The dark side of sports and the world, in general, isn't nearly as open and available to the public as the pure bliss and joy that comes along with success in the sports world.
While fans see players and teams celebrating victories, championships and more, there's often times that things aren't exactly what they seem on the surface. For former AHL and NHL goalie Corey Hirsch, that's exactly the situation.
Hirsch recently penned a story in The Players' Tribune, and it was more than just a bit eye-opening. In the story, he spoke about his battle with mental illness, and how it impacted him in such a drastic way.
The story began with Hirsch talking about nearly driving his car off a cliff, even after having success in sports and having his whole life in front of him. It's scary, but having some battles with mental health is something that we all need to realize is a very real thing, and that it takes a very big person to openly admit.
Hirsch choosing to document his struggle with mental illness is incredibly brave, and it's a shocking story. There's a lot to the story, but this one specific section of his piece breaks down how things were on the ice compared to off the ice for Hirsch.

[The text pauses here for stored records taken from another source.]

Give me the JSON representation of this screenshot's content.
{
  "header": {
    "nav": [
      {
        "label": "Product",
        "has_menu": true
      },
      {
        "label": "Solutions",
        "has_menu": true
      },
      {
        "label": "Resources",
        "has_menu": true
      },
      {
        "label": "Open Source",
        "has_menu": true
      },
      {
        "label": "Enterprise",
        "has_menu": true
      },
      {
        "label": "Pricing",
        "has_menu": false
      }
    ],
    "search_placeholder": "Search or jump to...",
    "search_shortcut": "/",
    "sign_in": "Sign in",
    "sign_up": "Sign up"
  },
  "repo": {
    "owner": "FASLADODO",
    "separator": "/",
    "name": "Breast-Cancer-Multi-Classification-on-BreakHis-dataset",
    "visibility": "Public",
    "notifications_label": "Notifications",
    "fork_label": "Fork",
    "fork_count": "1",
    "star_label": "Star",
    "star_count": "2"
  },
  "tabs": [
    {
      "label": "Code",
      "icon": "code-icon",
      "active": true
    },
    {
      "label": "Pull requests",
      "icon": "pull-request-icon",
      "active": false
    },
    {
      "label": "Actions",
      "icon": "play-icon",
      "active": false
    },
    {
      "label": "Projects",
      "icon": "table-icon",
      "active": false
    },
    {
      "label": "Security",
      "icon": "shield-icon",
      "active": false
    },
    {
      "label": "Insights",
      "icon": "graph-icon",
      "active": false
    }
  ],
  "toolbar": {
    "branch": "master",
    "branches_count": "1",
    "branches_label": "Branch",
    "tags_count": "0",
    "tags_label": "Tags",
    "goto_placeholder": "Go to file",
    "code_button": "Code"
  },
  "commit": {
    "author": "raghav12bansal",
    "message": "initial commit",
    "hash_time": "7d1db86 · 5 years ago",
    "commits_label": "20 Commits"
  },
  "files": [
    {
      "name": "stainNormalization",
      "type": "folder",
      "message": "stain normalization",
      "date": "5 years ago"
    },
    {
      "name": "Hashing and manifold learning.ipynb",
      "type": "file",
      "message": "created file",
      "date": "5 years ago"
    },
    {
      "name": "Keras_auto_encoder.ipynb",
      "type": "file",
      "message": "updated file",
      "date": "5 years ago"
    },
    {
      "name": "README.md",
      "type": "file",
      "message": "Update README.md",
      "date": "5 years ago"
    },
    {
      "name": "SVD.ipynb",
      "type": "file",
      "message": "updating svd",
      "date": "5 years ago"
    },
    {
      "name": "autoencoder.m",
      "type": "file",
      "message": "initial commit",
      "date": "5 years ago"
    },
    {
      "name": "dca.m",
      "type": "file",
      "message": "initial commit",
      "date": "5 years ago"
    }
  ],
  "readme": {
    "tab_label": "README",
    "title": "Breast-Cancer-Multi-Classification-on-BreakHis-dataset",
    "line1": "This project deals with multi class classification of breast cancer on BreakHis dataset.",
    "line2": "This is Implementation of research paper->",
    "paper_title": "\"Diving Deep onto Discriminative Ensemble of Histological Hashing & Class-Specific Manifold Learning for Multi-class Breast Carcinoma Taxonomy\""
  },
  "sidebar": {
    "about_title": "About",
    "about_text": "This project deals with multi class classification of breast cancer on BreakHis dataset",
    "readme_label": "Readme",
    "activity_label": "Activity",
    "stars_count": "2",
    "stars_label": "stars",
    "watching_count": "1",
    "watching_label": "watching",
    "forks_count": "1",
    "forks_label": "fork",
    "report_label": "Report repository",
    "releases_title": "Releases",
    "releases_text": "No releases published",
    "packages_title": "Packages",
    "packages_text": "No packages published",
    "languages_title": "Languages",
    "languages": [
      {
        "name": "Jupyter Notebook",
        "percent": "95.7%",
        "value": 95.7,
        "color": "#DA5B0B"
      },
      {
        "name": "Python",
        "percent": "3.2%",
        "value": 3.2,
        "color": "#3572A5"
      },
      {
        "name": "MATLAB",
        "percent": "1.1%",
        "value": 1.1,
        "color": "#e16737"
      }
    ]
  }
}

But the crazy thing was, once I got on the ice, everything was fine. I was having an amazing year. I went 35-4-5 and was the AHL’s rookie of the year. But off the ice, I was a mess. I was so lonely. I would go home, and I would feel this horrible, unrelenting anxiety. Hanging over me. Hammering on me. I moved apartments five times that year to try to find peace.
Hirsch goes on to talk about his goalie mask, which sits in the Hockey Hall of Fame currently, but it has a deeper meaning to him than most people knew. It was based on the movie Psycho, and as he says, it was his "own little secret, and nobody would know but me."
The story was riveting from start to finish, and the most important thing is that Hirsch was able to get the answers and help he needed. With that said, this is just another case where often times, things aren't always amazing for professional athletes as it may seem to an outsider, but everyone is dealing with their own issues in some form or fashion.